Dr. C — Fri, 29 May 2009 18:27:03 +0000

Having owned and managed the largest check recovery firm in America I must report that the instance of merchants and professional practices receiving fradulant checks is minimal compared to debit/credit cards and the merchants can virtually make taking checks as safe as accepting cash, with the added advantage of creating a paper trail. The costs, both to the merchants, and the user of cards are HUGE compared to checks. The risk of a ‘bad person’ stealing your card (which often times leaves your sight at resturants,etc) is infintenitly more likely than having your check book stolen. The most important plus is that it’s harder to go into debt.

By: Joel

Joel — Wed, 27 May 2009 09:49:45 +0000

I think the bank mails checks to any person who is not in their system I agreed with Hackers stealing credit card information online often steal entire databases.

By: Walter Reason

Walter Reason — Fri, 01 May 2009 17:09:45 +0000

All of those things you claim can be done with paper checks are largely fiction.

Checks can’t be “washed” since 1960′s. Try it some time. All of them have chemical protection against this sort of thing.

Even large corporate checks are printed on tamper proof paper. Try washing those some time. The larger the corporation the more tightly controlled the check stock, and the higher the quality. Even el-cheapo Quicken checks have enough protection to defeat washing and lifting.

Lifting laser printing is also fiction. You can’t really do this and not have it immediately detectable to the naked eye.

Physical reproduction with high quality copiers is a greater risk. Some of these are good enough to reproduce currency. But all of those that ARE good enough embed identifying information into every printed image.

Mountain. Mole-Hill.

By: Grant Bugher

Grant Bugher — Fri, 13 Feb 2009 17:24:32 +0000

Dave: The problem with things like signature verification is that you don’t actually need a physical signature to issue a demand draft. In addition, only the bank has the signature on file to verify (I could sign any scribble on a check and have a merchant take it), and even they only check it if they have cause to think it’s suspicious.

I can’t really speak to the security of noca.com, since they state that they “undertake an appropriate level of identity verification” but don’t actually say what that is. That’s where the security, if any, would need to come from — the whole problem with checks as a payment system is the fact that demand drafts normally come with no identity verification.

While credit cards have their issues (high transaction fees, etc.), they’re still amazingly secure from the customer’s perspective due to the fact that you can contest charges before the money’s gone. Checks and debit cards don’t offer that luxury — instead, you have to try to get the money back.

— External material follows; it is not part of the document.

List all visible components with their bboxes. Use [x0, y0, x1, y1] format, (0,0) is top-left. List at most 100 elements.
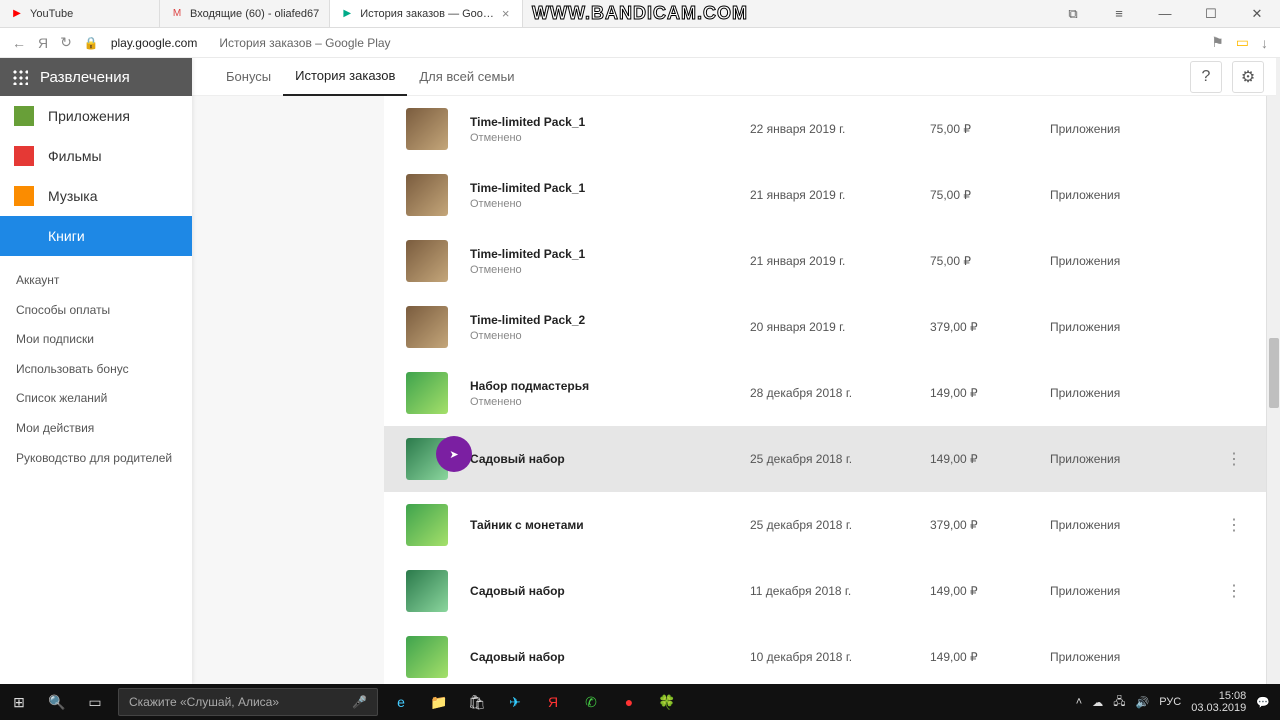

Alfonzo: There are a variety of ways. One is to just use a demand-draft system that doesn’t require identity verification — qchex.com used to let anyone do this online, but they seem to have shut down after the FTC sued them for enabling millions of dollars in fraud. There may still be similar systems on the Net in other countries. Lacking a public system, someone with a merchant account at a bank could do it, too (they’d just need to go to the trouble of setting up a fake merchant account, which obviously would require some effort since banks do verify the identity of their account holders.)

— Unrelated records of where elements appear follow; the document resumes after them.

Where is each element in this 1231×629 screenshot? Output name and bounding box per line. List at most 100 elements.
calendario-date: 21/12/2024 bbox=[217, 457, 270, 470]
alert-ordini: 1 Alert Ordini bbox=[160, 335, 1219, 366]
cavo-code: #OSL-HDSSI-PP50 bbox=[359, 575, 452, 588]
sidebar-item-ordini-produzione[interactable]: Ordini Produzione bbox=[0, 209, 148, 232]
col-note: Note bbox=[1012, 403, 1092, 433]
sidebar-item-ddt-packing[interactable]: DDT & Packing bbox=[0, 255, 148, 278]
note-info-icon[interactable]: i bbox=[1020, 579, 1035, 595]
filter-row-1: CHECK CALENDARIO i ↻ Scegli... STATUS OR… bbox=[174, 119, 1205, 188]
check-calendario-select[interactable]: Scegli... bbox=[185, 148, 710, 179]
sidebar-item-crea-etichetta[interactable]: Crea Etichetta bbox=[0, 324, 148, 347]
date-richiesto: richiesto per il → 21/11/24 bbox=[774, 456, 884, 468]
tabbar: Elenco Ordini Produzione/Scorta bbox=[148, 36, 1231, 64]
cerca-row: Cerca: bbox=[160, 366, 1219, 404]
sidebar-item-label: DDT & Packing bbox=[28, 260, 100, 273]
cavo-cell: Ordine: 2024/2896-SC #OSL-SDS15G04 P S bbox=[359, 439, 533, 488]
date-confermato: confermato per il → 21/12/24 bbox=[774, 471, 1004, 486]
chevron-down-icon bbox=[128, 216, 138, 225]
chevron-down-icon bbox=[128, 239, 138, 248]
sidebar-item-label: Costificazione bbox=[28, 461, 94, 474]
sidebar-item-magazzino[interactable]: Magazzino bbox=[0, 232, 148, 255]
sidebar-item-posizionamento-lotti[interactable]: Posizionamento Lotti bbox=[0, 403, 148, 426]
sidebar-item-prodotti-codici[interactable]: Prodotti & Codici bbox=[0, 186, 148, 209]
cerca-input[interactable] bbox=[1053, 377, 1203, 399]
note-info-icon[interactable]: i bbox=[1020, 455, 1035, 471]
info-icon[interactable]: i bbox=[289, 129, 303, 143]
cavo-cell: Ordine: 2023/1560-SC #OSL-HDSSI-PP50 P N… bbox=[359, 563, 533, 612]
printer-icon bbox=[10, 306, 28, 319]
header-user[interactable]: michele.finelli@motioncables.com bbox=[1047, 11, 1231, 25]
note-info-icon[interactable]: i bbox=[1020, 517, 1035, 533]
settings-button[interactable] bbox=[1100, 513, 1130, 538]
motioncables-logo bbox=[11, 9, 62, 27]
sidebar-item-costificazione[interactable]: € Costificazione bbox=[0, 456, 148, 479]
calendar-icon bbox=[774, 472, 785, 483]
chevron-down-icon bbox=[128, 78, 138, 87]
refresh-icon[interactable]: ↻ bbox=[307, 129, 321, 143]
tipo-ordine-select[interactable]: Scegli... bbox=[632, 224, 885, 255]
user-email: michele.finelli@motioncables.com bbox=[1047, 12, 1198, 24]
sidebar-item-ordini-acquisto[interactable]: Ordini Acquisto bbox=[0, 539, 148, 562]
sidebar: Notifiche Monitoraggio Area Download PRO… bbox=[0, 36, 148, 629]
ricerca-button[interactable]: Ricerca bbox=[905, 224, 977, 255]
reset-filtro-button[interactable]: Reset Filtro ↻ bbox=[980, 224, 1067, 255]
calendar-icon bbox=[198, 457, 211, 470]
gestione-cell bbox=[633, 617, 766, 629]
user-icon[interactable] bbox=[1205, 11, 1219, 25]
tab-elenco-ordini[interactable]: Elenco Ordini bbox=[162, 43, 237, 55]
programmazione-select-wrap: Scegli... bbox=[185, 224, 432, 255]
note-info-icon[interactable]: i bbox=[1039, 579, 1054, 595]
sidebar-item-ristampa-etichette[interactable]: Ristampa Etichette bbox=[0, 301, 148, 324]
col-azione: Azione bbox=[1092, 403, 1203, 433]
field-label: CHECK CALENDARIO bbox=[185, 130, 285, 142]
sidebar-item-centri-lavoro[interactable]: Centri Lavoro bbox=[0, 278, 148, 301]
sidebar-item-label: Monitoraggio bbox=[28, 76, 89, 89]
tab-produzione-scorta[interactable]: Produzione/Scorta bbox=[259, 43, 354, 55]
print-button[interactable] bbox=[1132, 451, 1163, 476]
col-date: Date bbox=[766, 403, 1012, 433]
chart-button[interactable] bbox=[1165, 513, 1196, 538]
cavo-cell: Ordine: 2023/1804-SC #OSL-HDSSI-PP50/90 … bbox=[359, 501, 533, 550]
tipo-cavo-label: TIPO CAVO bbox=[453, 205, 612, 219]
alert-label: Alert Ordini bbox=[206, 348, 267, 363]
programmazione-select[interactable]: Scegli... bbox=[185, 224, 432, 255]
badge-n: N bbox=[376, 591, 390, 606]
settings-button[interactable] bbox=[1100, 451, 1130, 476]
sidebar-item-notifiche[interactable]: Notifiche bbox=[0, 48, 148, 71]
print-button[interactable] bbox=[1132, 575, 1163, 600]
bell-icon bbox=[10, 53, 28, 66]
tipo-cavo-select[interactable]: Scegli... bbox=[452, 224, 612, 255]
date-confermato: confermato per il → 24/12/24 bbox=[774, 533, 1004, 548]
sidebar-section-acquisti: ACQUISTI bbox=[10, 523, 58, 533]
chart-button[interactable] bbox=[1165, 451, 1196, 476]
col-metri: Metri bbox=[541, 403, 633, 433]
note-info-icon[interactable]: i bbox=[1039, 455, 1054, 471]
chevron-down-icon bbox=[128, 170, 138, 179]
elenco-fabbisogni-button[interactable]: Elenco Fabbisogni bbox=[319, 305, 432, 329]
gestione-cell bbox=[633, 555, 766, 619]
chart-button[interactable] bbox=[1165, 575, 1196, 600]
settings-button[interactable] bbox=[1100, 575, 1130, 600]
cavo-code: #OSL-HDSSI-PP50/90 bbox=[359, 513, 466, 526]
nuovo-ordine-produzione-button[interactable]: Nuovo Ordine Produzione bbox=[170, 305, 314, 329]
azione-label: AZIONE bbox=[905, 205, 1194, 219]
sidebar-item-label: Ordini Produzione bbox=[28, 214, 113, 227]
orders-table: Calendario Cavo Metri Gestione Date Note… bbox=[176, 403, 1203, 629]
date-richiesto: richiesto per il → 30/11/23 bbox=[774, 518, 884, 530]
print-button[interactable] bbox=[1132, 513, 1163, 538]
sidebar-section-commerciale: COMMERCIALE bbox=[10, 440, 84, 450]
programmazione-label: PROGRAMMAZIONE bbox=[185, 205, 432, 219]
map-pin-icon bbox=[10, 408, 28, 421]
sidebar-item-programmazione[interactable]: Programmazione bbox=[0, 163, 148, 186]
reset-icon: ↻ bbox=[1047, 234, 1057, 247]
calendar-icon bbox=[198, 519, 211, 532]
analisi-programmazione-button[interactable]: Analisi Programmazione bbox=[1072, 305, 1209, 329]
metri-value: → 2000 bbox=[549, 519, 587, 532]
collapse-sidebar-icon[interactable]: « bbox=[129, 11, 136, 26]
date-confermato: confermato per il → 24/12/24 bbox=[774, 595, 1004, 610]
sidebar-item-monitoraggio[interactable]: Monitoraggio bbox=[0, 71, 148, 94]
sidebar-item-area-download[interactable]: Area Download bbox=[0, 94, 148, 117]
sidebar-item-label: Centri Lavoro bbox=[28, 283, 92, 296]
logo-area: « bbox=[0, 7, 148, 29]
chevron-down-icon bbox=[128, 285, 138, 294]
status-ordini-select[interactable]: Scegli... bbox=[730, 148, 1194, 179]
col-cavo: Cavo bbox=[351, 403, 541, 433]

Alternately, a thief could simply order checks online with your routing number and account number, then buy stuff with them. The checks are “real”, so electronic verification systems will pass them, and they’ll get processed and the money sent. Of course, you can dispute the transactions later, and the signatures probably won’t match, so you’ll eventually win your case and get your money back from the bank. However, you’ll still have had to go through the hassle of doing it — probably with an empty checking account all the while — and the thief will already have gotten away with whatever he bought with the check.